Family ties: GM’s cash-strapped European division will team up with loss-making PSA Peugeot Citroen to work on a replacement for the Vauxhall/Opel Zafira and other products.

Happy families as GM and PSA plan to share next-gen compact people-movers

25 Jan 2013

GENERAL Motors and PSA Peugeot Citroen will jointly develop people-movers, a compact SUV and a new platform for the next generation of Opel/Vauxhall, Peugeot and Citroen light cars under the strategic partnership formed almost a year ago.

The alliance plans to co-develop a C-segment (small) people-mover to replace the Opel/Vauxhall Zafira, the first generation of which was sold as a Holden in Australia between 2001 and 2005 and could make a comeback wearing Opel badges.

PSA’s Peugeot brand will get a new compact SUV as part of the deal, which is likely to replace the Mitsubishi ASX-based 4008, although there was no mention of Citroen getting a replacement for its similar C4 Aircross.

A prime candidate to underpin these vehicles is PSA’s new lightweight modular platform, called EMP2, which was shown at a recent innovation event in Paris and can support a wide range of body styles including wagon, people-mover and SUV.

Development of new B-Segment (light) people-movers will be led by GM but developed on PSA platforms to replace Opel’s Meriva, and could become the next Citroen C3 Picasso while providing Peugeot with a product to sit below its 3008 crossover.

52 center imageLeft: PSA chairman Philippe Varin and GM vice chairman Steve Girsky (right).

Next-generation Opel/Vauxhall and PSA low-emission light cars will be based on a new co-developed platform, which could be a re-working of EMP2.

The recently launched Peugeot 208 rides on a re-engineered version of the 207’s platform and the current Opel/Vauxhall Corsa light car is based on a platform shared with Fiat’s Punto and is overdue for replacement.

GM and PSA also intend to co-develop a new generation of high performance, efficient three-cylinder petrol engines based on PSA’s three-pot engine that is already doing service in the 208 light car.

The strategic alliance between GM’s loss-making European operation and the struggling French conglomerate, announced in February last year, aims to cut costs and boost economies of scale.

In addition to sharing the cost of developing new products, the alliance extends to the creation of a joint purchasing organisation aimed at lowering the cost of sourcing shared components.

At the vehicle development announcement in Brussels overnight, GM vice chairman Steve Girsky and PSA chairman Philippe Varin also outlined their intentions to further expand their alliance to make the most of opportunities in growing markets such as Latin America and Russia.

PSA is no stranger to vehicle sharing, having partnerships with Toyota, Mitsubishi and BMW.

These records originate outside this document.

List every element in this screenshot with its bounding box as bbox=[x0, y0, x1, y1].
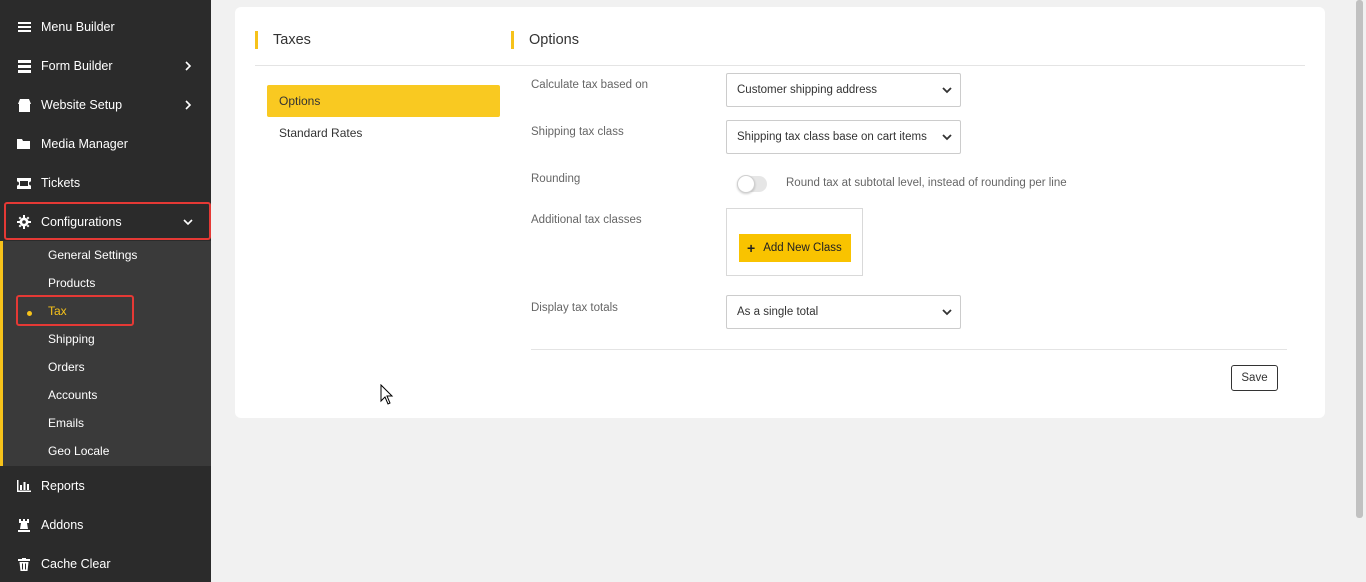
form-divider bbox=[531, 349, 1287, 350]
page-scrollbar[interactable] bbox=[1353, 0, 1366, 582]
sidebar-item-form-builder[interactable]: Form Builder bbox=[0, 47, 211, 85]
bar-chart-icon bbox=[17, 479, 31, 493]
sidebar-item-label: Configurations bbox=[41, 215, 122, 229]
sidebar-item-configurations[interactable]: Configurations bbox=[0, 203, 211, 241]
ticket-icon bbox=[17, 176, 31, 190]
submenu-item-products[interactable]: Products bbox=[48, 273, 95, 293]
display-tax-totals-value: As a single total bbox=[737, 306, 819, 318]
sidebar-item-cache-clear[interactable]: Cache Clear bbox=[0, 545, 211, 582]
taxes-title: Taxes bbox=[255, 31, 311, 49]
chess-rook-icon bbox=[17, 518, 31, 532]
tab-options[interactable]: Options bbox=[267, 85, 500, 117]
additional-tax-classes-label: Additional tax classes bbox=[531, 214, 642, 226]
sidebar-item-label: Cache Clear bbox=[41, 557, 111, 571]
chevron-down-icon bbox=[942, 85, 952, 95]
sidebar-item-label: Tickets bbox=[41, 176, 81, 190]
submenu-item-emails[interactable]: Emails bbox=[48, 413, 84, 433]
sidebar-item-label: Form Builder bbox=[41, 59, 113, 73]
add-new-class-button[interactable]: + Add New Class bbox=[739, 234, 851, 262]
scrollbar-thumb[interactable] bbox=[1356, 0, 1363, 518]
sidebar-item-label: Website Setup bbox=[41, 98, 123, 112]
sidebar-item-label: Reports bbox=[41, 479, 85, 493]
add-new-class-label: Add New Class bbox=[763, 242, 842, 254]
sidebar-item-reports[interactable]: Reports bbox=[0, 467, 211, 505]
submenu-item-shipping[interactable]: Shipping bbox=[48, 329, 95, 349]
sidebar-item-menu-builder[interactable]: Menu Builder bbox=[0, 8, 211, 46]
rounding-label: Rounding bbox=[531, 173, 581, 185]
chevron-down-icon bbox=[183, 217, 193, 227]
plus-icon: + bbox=[747, 240, 756, 256]
sidebar: Menu Builder Form Builder Website Setup … bbox=[0, 0, 211, 582]
sidebar-item-tickets[interactable]: Tickets bbox=[0, 164, 211, 202]
submenu-item-general-settings[interactable]: General Settings bbox=[48, 245, 137, 265]
tax-settings-card: Taxes Options Options Standard Rates Cal… bbox=[235, 7, 1325, 418]
submenu-item-geo-locale[interactable]: Geo Locale bbox=[48, 441, 109, 461]
chevron-down-icon bbox=[942, 307, 952, 317]
calc-tax-value: Customer shipping address bbox=[737, 84, 877, 96]
folder-icon bbox=[17, 137, 31, 151]
save-button[interactable]: Save bbox=[1231, 365, 1278, 391]
list-icon bbox=[17, 59, 31, 73]
shipping-tax-class-label: Shipping tax class bbox=[531, 126, 624, 138]
display-tax-totals-label: Display tax totals bbox=[531, 302, 618, 314]
sidebar-item-label: Media Manager bbox=[41, 137, 128, 151]
sidebar-item-label: Addons bbox=[41, 518, 84, 532]
sidebar-item-addons[interactable]: Addons bbox=[0, 506, 211, 544]
chevron-down-icon bbox=[942, 132, 952, 142]
rounding-description: Round tax at subtotal level, instead of … bbox=[786, 177, 1067, 189]
header-divider bbox=[255, 65, 1305, 66]
calc-tax-label: Calculate tax based on bbox=[531, 79, 648, 91]
toggle-knob bbox=[737, 175, 755, 193]
submenu-item-accounts[interactable]: Accounts bbox=[48, 385, 97, 405]
submenu-item-orders[interactable]: Orders bbox=[48, 357, 85, 377]
menu-icon bbox=[17, 20, 31, 34]
rounding-toggle[interactable] bbox=[737, 175, 767, 193]
sidebar-item-website-setup[interactable]: Website Setup bbox=[0, 86, 211, 124]
display-tax-totals-select[interactable]: As a single total bbox=[726, 295, 961, 329]
chevron-right-icon bbox=[183, 100, 193, 110]
sidebar-item-label: Menu Builder bbox=[41, 20, 115, 34]
calc-tax-select[interactable]: Customer shipping address bbox=[726, 73, 961, 107]
options-title: Options bbox=[511, 31, 579, 49]
gear-icon bbox=[17, 215, 31, 229]
shipping-tax-class-select[interactable]: Shipping tax class base on cart items bbox=[726, 120, 961, 154]
configurations-submenu bbox=[0, 241, 211, 466]
tab-standard-rates[interactable]: Standard Rates bbox=[267, 117, 500, 149]
submenu-item-tax[interactable]: Tax bbox=[48, 301, 67, 321]
chevron-right-icon bbox=[183, 61, 193, 71]
sidebar-item-media-manager[interactable]: Media Manager bbox=[0, 125, 211, 163]
shipping-tax-class-value: Shipping tax class base on cart items bbox=[737, 131, 927, 143]
trash-icon bbox=[17, 557, 31, 571]
active-dot-icon bbox=[27, 311, 32, 316]
additional-tax-classes-box: + Add New Class bbox=[726, 208, 863, 276]
store-icon bbox=[17, 98, 31, 112]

The French group’s collaboration with Toyota to develop and build the Peugeot 107/Citroen C1/Toyota Aygo city cars was extended last year to mid-size vans for the European market.

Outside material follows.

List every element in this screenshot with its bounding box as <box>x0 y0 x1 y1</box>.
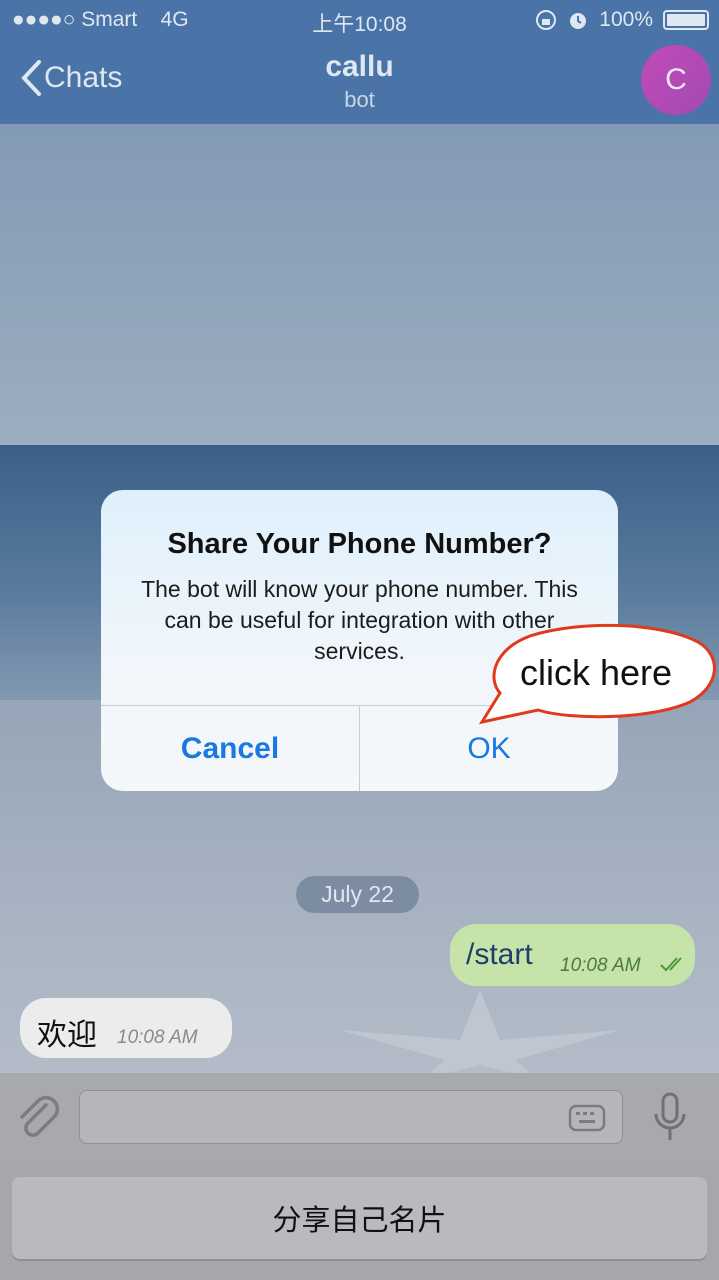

Mitsubishi has a deal with PSA enabling Peugeot and Citroen to sell rebadged i-MiEV electric cars and the BMW Group has a long-standing four-cylinder engine sharing arrangement with PSA.

Apart from Corsa sharing Fiat Punto underpinnings, GM Europe’s partnerships are largely in the commercial vehicle sector, sharing mid-sized and large vans with Renault-Nissan and its compact Combo van based on Fiat’s Doblo – which is also sold in the US under Chrysler’s commercial brand, Ram.